Nilai sebuah koin Dinar-emas 22 karat di masa Nabi Muhammad SAW --lebih dari 
1400 tahun silam-- masih tetap sama dengan nilainya hari ini. Tidak ada 
devaluasi, tidak ada inflasi. Bakar dan cairkan sepotong emas, nilainya 
tetap sama. Cobalah bakar setas penuh dollar AS dan gunakan arangnya untuk 
beli sepiring nasi. Parahnya lagi, Anda tidak perlu membakar uang kertas 
untuk membuatnya tidak bernilai. Simpan saja semua uang Anda dalam dollar, 
rupiah, dan lain-lain; sesudah beberapa tahun nilai uang Anda pasti akan 
turun kalau tidak anjlok. Nyatanya, nilai dollar terhadap emas terus menurun 
sejak tahun 1970-an sampai hari ini.
Kebanyakan orang akan mengira bahwa itulah sifat uang, selalu mengalami 
inflasi.
 
Namun, kelompok masyarakat Amerika sendiri seperti FAME (Foundation of the 
Advancement of Monetary Education) atau GATA (Gold Anti-Trust Action 
Committee) berpikiran lain. Beberapa tahun belakangan ini mereka semakin 
keras bersuara tentang perlunya perombakan sistem moneter yang berbasis fiat 
money. Mereka mewakili masyarakat AS yang merasa dirugikan, karena nilai 
tabungan dollarnya yang didapat dengan kerja keras bertahun-tahun ternyata 
turun setiap tahun. "Karena kesalahfahaman dan tertutupnya sistem fiat 
dollar, maka ini suatu penipuan besar-besaran, " demikian pernyataan 
Lawrence Parks, direktur ekskutif FAME.
Kedua organisasi ini bekerja keras mendorong Kongres AS untuk mengubah 
sistem moneter di negeri itu (yang tentu saja berpengaruh luas kepada dunia 
internasional).
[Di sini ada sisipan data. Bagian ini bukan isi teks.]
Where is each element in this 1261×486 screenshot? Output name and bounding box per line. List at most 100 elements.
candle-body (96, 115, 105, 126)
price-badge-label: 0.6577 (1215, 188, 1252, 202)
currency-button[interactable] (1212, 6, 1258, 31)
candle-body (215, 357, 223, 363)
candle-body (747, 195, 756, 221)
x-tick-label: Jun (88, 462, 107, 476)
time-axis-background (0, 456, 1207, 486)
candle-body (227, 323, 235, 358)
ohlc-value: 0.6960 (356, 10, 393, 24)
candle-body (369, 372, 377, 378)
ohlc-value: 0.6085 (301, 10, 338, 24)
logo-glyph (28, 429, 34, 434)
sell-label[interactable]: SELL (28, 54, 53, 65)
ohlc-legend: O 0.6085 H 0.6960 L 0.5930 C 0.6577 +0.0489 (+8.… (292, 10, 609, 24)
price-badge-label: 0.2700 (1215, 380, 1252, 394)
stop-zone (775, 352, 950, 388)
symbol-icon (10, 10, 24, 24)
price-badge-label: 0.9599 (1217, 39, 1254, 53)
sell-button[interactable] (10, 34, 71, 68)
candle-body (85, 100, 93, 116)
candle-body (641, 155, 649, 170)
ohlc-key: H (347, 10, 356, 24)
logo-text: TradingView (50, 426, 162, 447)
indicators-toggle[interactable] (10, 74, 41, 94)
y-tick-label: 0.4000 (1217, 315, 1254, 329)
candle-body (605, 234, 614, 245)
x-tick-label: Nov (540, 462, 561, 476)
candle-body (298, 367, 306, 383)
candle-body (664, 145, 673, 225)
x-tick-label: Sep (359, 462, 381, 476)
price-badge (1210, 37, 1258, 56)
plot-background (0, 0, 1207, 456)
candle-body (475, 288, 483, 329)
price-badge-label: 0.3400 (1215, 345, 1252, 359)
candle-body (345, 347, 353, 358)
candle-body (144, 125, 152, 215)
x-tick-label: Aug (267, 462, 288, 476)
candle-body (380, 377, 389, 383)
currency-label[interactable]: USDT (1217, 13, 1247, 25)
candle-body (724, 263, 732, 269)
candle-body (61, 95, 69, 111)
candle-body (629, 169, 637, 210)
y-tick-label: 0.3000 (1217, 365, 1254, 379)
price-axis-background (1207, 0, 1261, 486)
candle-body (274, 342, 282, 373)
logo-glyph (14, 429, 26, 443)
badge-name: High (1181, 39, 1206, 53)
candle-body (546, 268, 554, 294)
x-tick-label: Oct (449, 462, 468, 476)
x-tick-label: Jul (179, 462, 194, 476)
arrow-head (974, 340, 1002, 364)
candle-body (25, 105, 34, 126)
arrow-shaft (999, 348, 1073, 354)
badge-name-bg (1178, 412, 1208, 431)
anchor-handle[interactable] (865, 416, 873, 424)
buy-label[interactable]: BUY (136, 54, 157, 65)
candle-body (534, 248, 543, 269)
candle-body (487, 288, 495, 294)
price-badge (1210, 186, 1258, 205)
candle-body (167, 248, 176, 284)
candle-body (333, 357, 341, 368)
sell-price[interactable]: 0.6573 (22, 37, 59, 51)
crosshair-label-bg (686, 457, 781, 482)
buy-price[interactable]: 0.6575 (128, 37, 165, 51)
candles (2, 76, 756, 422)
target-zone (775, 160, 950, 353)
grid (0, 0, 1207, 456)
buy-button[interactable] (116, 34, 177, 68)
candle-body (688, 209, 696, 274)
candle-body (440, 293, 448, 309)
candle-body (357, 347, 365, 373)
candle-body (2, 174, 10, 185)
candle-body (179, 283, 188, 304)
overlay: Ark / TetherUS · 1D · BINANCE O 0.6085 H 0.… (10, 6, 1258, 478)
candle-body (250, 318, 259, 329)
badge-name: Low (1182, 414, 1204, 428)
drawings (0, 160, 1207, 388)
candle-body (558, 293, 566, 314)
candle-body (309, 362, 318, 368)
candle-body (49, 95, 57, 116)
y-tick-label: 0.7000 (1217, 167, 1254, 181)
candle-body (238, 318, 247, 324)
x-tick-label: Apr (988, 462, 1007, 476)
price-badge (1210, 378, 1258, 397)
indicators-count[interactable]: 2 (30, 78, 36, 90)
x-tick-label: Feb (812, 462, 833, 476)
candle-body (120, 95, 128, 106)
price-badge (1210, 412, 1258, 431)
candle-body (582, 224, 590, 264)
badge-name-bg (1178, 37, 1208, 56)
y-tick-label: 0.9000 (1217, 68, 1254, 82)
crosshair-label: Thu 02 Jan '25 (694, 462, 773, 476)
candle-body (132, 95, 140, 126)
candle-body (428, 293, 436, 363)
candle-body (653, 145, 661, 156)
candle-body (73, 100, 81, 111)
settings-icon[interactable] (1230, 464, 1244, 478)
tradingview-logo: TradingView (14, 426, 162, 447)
Menurut lembaran fakta resmi FAME, Kongres AS telah secara 
salah memberikan sebuah kekuasaan istimewa bagi sistem perbankan AS yang 
sama sekali tidak diatur oleh konstitusi AS. Kekuasaan itu dipakai oleh 
perbankan AS untuk menciptakan kertas-kertas yang dianggap legal dan mutlak 
sebagai uang tanpa dasar atau sandaran apa-apa.
 
Sejak tahun 1946 sampai 2005, dengan modal "hanya" US$ 150 miliar, sistem 
perbankan AS telah mencetak uang fiat senilai US$ 9,4 triliun. Sekitar US$ 
700 miliar dicetak oleh the Federal Reserve, dan sisanya sekitar US$ 8,7 
triliun dicetak oleh perusahan-perusahaan swasta, dalam hal ini bank-bank. 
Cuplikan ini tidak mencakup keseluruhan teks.